Von der Ukraine lernen

Trump ist ein unberechenbares, willkürliches Risiko. Deshalb muss Europa dauerhaft unabhängig werden.

Von Franz Feyder

Stuttgart. - Russlands Überfall auf die Ukraine hat Europa aus seiner strategischen Komfortzone gerissen. Jahrzehntelang verließen sich Regierende von London über Paris bis Berlin auf die USA: militärisch, technologisch, logistisch. Bis Donald Trump kam – und das Vertrauen in die Bündnisfähigkeit Amerikas nachhaltig zerstörte. Das zwingt Europa, sich unabhängig von US-Willkür zu machen. In einer Zeit, in der Kiew zeigt, dass Eigenständigkeit selbst unter widrigsten Umständen möglich ist. Die Ukraine ist unfreiwillig zum Labor europäischer Selbstbehauptung geworden – und damit zum Lehrmeister.

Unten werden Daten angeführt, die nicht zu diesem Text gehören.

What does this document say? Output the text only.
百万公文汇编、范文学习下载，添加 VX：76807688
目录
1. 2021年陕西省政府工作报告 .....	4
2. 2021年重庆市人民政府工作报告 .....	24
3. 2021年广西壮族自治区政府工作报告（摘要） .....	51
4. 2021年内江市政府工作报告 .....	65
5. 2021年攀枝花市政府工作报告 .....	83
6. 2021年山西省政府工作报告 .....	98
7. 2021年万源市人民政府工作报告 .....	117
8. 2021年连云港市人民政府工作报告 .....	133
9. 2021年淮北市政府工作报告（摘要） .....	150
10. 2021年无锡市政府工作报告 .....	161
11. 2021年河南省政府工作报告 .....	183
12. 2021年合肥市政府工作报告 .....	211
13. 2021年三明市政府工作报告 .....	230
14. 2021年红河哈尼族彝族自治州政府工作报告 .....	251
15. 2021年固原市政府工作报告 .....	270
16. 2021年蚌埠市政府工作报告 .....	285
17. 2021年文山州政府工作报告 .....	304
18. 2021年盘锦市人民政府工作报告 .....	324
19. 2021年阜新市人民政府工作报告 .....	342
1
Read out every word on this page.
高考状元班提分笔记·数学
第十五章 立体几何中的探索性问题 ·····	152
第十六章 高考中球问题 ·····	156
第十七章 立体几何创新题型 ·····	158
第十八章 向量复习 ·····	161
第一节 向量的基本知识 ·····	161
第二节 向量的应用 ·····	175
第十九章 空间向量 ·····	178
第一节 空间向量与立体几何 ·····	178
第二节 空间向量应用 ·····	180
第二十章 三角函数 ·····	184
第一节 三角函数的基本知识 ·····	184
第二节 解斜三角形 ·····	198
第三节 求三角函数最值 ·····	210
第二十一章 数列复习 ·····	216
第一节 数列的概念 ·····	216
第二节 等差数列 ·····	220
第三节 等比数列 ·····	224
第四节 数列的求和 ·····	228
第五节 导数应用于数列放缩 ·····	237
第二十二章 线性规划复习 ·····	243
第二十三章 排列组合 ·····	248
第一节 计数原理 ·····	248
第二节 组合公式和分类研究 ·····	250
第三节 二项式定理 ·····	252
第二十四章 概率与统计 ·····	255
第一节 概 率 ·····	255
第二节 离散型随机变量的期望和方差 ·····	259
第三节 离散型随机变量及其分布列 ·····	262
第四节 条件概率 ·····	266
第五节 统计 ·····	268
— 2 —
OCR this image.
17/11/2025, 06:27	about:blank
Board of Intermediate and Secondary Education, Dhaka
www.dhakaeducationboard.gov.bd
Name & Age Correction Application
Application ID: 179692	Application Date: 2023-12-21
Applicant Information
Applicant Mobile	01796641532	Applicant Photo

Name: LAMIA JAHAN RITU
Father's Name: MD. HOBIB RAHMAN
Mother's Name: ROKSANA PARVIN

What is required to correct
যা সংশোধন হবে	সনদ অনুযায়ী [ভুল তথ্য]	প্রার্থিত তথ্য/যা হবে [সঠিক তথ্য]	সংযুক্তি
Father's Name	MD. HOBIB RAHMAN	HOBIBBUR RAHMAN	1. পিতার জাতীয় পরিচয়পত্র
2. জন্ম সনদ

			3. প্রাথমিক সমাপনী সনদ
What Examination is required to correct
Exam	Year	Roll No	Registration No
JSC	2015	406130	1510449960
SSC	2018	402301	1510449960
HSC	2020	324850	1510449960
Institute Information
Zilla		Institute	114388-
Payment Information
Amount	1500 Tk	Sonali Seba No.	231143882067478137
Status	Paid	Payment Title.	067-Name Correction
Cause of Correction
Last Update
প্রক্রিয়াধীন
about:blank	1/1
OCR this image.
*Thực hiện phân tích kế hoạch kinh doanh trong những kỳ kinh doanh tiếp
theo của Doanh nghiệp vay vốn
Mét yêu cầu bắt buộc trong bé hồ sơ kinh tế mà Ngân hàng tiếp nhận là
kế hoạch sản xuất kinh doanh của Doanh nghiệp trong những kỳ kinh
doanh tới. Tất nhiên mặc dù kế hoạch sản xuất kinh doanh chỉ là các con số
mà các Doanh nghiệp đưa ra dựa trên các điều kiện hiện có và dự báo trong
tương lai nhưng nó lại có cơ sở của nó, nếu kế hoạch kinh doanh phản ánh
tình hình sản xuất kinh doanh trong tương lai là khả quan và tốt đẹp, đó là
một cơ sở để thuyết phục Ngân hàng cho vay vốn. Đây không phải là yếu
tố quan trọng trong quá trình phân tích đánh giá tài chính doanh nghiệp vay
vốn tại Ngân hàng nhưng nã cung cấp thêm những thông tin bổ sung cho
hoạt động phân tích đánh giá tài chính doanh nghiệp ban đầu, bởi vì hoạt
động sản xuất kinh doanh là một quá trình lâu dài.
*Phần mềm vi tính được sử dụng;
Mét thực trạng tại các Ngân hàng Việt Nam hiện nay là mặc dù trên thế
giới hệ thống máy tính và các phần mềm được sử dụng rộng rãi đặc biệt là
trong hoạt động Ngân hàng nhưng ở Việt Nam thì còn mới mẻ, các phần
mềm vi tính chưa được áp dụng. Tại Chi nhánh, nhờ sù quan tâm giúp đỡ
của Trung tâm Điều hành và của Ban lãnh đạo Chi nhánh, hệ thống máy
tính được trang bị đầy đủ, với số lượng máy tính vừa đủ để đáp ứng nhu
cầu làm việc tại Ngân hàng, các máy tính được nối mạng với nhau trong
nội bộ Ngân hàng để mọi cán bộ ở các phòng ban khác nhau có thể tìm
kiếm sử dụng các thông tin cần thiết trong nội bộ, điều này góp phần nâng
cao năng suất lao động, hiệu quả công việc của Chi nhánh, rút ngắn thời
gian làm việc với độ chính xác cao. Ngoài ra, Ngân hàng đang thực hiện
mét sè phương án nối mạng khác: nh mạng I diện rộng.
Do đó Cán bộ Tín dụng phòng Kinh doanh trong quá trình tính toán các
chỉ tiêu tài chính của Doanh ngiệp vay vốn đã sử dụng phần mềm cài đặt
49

Kiew hat in kürzester Zeit eine Rüstungsindustrie wiederbelebt, die nach dem Beginn des russischen Überfalls 2014 kollabiert war. Es entwickelt, produziert und verbessert in Echtzeit Waffen und Strategien, die seinen Bedürfnissen entsprechen: Drohnen, elektronische Kriegsführung, Integration der Luftabwehr.

Ohne Zugang zu US-Hightech-Systemen entstanden hunderte Lösungen: pragmatisch, digital, kosteneffizient. Europa ist seit jeher in einer bürokratisch Beschaffungslogik verfangen. Die Ukraine lehrt: Wer sich autark machen will, muss Risiken eingehen, Kooperation zulassen und Beschaffung entbürokratisieren. Die Ukraine beweist: Verteidigungsfähigkeit ist vor allem eine Kulturfrage. Das ganze Land ist mobilisiert – digital, psychologisch, wirtschaftlich. Freiwillige Netzwerke übernehmen die Cyberabwehr, Frauen klöppeln Tarnnetze, Bürgermeister organisieren Logistik. Diese Resilienz ist das Gegenteil europäischen Sicherheitsdenkens, das Verantwortung an den Staat delegiert. Europa muss lernen, Sicherheit als gesellschaftliche Aufgabe zu verstehen: Bevölkerungsschutz, Schutz kritischer Infrastruktur, digitale Selbstverteidigung. Ohne innere Wehrhaftigkeit bleibt jede Armee eine leere Hülle.

Ukrainische Start-ups, Universitäten und Ingenieure zeigen, wie zivile Technologie in militärische Fähigkeiten überführt werden – von Drohnenschwärmen über KI-gestützte Aufklärung bis zu improvisierten Elektroniksystemen. Diese Innovationskraft speist sich aus offener Zusammenarbeit von Staat und Gesellschaft. Ihre einzige Leitlinie: Pragmatismus. Europa kann diese Mentalität übernehmen, Innovation in die Breite tragen: Forschung mit Rüstungsprojekten verzahnen, Start-ups als sicherheitspolitische Akteure anerkennen, Datenräume öffnen, die Militärs und Polizei vorbehalten sind. Technologische Souveränität beginnt bei mutiger, dezentraler Erfindung.

Die Ukraine ist in einem militärischen Krieg wie in einem der Narrative. Ihre Fähigkeit, Wahrheit, Emotion und Strategie zu verbinden, mobilisierte globale Solidarität. Europa ringt mit Sprachlosigkeit: zu viele verschiedene Narrative, zu wenig Selbstbewusstsein. Strategische Autonomie heißt, den eigenen politischen Kompass zu finden: Werte benennen, Bedrohungen nicht relativieren, Verantwortung nicht auslagern.

Die Ukraine führt – im Krieg, in Diplomatie und Entwicklung. Europa lebt im Luxus, sich vor Entscheidungen zu drücken. Wer unabhängig sein will, muss führen. Das bedeutet: gemeinsame Verteidigung nicht nur zu fordern, sondern zu finanzieren, Rüstungskooperation zur europäischen Pflicht zu machen, die Fähigkeit entwickeln, selbst abzuschrecken.

Souveränität ist kein Zustand, sondern ein mutiger, kreativer Prozess. Europas Herausforderung ist, diese Lektion noch im Frieden zu lernen. Strategische Autonomie wird nicht geschenkt. Wer verstehen will, wie Unabhängigkeit aussieht, muss nach Kiew: Dort wird die Zukunft einer souveränen europäischen Sicherheit bereits erprobt.